33 A couple of examples may suffice. If a shareholder effectively stole $20 million from the company, and had a loan account of $15 million, or a loan account of $600,000, in both cases, there would be a zero value of the liability of the insurer on the insurer’s construction. I do not think that that result would flow naturally from the structure of the policy as it appears. As I said, I read the insurer’s liability for Direct Financial Loss on the fourth line of cl 6 as referable to its liability as identified in that clause, being the Direct Financial Loss resulting from Theft or Fraudulent Acts. The contrary would see it as the insurer’s liability, including any limit of liability elsewhere provided for, and I do not think, structurally or textually, that conclusion is appropriate.

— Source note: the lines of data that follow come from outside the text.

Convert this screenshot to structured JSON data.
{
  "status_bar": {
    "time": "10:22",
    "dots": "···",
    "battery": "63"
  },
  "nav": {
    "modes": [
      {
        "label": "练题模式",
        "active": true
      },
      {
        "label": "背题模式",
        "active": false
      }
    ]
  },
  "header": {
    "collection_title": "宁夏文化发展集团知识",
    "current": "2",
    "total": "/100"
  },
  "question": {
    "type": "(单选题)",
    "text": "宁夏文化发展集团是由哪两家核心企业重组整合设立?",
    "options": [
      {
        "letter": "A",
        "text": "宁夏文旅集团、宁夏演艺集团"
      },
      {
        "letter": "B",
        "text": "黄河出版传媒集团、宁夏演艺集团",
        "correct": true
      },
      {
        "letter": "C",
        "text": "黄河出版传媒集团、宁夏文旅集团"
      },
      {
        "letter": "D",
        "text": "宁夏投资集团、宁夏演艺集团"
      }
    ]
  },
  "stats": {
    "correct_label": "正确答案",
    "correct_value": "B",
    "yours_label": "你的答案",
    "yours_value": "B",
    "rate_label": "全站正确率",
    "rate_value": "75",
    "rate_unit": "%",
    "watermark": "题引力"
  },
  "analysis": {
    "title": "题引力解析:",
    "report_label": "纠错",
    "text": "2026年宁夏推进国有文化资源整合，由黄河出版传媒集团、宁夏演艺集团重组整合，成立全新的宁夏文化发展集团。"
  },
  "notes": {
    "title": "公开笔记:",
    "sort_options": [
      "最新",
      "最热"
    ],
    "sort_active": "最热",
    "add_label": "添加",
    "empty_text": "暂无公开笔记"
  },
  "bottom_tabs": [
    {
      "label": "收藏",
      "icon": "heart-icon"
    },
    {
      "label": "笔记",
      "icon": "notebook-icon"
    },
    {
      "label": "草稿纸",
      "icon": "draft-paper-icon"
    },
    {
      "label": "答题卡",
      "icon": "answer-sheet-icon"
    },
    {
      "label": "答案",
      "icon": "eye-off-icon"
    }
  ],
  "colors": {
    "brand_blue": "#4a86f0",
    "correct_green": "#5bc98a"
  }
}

34 It follows that the insurer’s argument regarding the operation of the limit of liability is rejected. Mr Herbert’s loan account is to be set-off against the Direct Financial Loss resulting from Theft or Fraudulent Acts, prior to the application of the limit of liability and retention. It follows that the applicant is entitled to an order that leads to a judgment in at least a sum that the parties are agreed upon, using figures of the insurer with any more, if there be any more, to be ordered by reference to the findings or later agreement in the quantification debate.
35 I will give the parties an opportunity to frame an order. The easiest course may be simply to provide an answer to a construction question. Alternatively, there can be a declaration, if that is thought to be more amenable to the interests of the parties.
36 The parties raised with me the question of lump-sum costs. The applicant seeks an order, if it is successful, of lump-sum costs of $25,000. That is not said to be unreasonable. It does not appear to be unreasonable, and I will make that order.
37 I raised the question of any application for leave to appeal. I have indicated to the parties that the Court will, if the respondent insurer wishes to seek leave to appeal from my orders in this matter, organise an appeal bench within the next month to six weeks, at a date convenient to the parties, from judges in the relevant sub-area of the Commercial and Corporations National Practice Area.
38 I would leave the question of leave and the appeal to be organised by that appeal bench; that is, whether to be heard consecutively or concurrently. I am sure I do not need to say it to the parties in the light of their conduct of the matter thus far, but for their benefit and for the benefit of any appeal bench, I see no real purpose in spending any particular further sum of money in further documentation. Exhibit A (being the court book), I would have thought, can stand as the appeal book, together with the terms of these settled reasons, and the parties should simply add to their written submissions if they wish. I would have thought the argument, as occurred here, should take no more than an hour or two.
39 I will adjourn and simply order that:
1. The parties provide by close of business on 9 February 2018 short minutes or competing short minutes to encompass the views in this judgment.